Regardless, the issue of inspiration remains vital for the church. I am currently dealing with a long time Christian who just simply does not believe parts of the bible that are difficult to grasp, such as why God would ask Abraham to sacrifice Isaac. That, she said, was misunderstood by whoever wrote Genesis. God would never do that. Well, perhaps she would find comfort in a potential reading of Enn's approach - the story of Abraham and Isaac needs to be understood from the human authorial perspective which can help us understand its mythological approach, shortcoming, or what have you. The problem is that once you start down that road, how do we know what parts of the bible should be viewed through human side of authorship or divine side? How do we know the resurrection was not just another "impossibility" of God that was used to be interpreted by the 2nd century methods? This is what continues to worry me about any position other than inerrancy. Once you establish that any one part of the bible might be in error, you then must have a set of criteria to establish the error from the truth. Unfortunately, no one has that definitive set of criteria because it doesn't exist. I do want to note here that after some criticism of Enn's approach surfaced, he did express regret for not emphasizing the divine source of Scripture enough in his book.

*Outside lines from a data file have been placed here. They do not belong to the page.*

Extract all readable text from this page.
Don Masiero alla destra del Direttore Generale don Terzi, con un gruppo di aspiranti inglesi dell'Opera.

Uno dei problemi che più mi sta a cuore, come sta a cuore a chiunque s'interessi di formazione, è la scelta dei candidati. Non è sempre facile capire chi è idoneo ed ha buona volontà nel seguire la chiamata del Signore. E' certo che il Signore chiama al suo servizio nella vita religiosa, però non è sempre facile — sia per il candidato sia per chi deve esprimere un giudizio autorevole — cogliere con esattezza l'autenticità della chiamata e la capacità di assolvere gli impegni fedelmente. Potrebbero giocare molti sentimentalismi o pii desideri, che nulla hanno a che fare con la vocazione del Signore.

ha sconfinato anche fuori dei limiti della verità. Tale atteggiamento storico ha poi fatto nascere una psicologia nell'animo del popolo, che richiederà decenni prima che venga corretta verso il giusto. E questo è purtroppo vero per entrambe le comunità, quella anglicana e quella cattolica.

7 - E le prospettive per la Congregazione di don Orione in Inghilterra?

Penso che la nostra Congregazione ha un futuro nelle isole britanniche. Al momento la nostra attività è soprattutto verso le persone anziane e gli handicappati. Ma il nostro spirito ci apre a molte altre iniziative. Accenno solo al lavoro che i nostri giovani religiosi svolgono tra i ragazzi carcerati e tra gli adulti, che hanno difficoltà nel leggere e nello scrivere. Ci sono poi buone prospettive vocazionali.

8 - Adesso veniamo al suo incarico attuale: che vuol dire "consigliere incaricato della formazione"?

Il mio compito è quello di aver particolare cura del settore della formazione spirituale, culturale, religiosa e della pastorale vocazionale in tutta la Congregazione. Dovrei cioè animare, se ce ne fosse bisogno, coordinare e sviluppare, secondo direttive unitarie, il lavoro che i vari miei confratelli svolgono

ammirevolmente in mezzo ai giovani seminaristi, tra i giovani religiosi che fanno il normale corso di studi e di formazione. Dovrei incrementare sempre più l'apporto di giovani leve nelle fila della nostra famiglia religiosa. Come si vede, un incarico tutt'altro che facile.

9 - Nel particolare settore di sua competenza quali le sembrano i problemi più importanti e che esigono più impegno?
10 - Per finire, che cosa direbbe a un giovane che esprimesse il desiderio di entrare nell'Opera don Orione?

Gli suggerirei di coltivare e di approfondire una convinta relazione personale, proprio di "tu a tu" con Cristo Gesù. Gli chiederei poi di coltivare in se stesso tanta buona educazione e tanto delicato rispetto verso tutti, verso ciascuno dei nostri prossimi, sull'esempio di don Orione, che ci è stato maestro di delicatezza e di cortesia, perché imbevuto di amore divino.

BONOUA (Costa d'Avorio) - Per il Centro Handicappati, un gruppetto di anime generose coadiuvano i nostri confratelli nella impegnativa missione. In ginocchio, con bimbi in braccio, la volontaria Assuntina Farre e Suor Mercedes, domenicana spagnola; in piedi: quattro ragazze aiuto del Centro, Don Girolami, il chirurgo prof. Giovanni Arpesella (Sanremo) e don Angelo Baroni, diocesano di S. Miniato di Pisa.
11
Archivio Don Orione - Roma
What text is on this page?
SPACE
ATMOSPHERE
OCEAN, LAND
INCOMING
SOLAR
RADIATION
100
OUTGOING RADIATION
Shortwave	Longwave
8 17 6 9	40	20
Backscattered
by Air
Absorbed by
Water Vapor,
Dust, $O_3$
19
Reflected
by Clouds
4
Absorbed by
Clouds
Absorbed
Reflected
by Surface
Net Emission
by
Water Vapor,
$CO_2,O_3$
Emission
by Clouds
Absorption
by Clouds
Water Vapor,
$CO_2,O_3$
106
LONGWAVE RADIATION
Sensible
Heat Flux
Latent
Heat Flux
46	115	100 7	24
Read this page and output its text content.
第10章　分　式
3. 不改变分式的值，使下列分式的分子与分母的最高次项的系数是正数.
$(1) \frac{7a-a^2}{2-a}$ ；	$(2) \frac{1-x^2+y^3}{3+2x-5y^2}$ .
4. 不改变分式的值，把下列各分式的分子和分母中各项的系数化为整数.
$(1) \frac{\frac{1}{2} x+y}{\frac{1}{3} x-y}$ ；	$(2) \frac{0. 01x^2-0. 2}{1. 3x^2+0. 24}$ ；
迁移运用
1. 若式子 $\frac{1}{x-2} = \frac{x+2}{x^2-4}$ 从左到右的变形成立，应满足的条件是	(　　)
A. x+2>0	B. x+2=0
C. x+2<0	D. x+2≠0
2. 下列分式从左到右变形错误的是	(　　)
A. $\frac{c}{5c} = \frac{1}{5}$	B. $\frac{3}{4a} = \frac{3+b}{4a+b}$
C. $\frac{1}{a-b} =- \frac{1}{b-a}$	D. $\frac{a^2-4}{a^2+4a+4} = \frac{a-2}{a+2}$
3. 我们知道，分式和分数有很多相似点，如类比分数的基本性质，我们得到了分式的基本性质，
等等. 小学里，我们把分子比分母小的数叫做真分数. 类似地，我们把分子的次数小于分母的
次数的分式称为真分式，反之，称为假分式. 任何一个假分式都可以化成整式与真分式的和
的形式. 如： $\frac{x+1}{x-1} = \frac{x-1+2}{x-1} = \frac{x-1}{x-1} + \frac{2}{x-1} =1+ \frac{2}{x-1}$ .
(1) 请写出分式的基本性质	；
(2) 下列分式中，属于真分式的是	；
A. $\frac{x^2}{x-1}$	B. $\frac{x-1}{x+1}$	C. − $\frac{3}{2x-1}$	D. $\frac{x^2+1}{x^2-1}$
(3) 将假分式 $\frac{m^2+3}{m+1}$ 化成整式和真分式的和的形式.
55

We can have full confidence in Scripture for the very fact that man was never acting alone in its writing. Scripture is "God breathed" and the men were "carried along" by the Holy Spirit as they wrote. Although we get to enjoy the human personalities and writing style for each author of the bible, we never experience those authors completely on their own terms. Rather, they are always united with the purposes of God's intended revelation and His guiding inspiration. Such, we hope, is the case for each of us. That we as followers of Christ have ceased to live on our own terms, but have crucified our flesh for the gain of being united with Christ. Blessings to you today!


Blogger Mike Ruffin said...


Your last paragraph is very insightful.

I have not read the book myself.

I do wonder, though, if the parallel drawn between the Incarnation and biblical inspiration is misguided.

Such reasoning is circular, I know, but I reckon that we are stuck with what the Bible says about the Bible. So...does the Bible ever teach that we should view biblical inspiration as anything approaching the incarnation event? I think not.

The Bible says that in Christ "the fullness of God was pleased to dwell." It says that "the Word became flesh and dwelled among us." It says no such thing about Scripture.

It does say, as you note, that Scripture is "God-breathed." What else does the Bible describe that way? Humankind. God breathed the breath of life into the man, Genesis says.

So...it seems to me that a better parallel is between Scripture which is "God-breathed" and humanity into whom God breathes the breath of life.

I'm not sure how to flesh that out (no pun intended) but that's what I thought about when I read your post.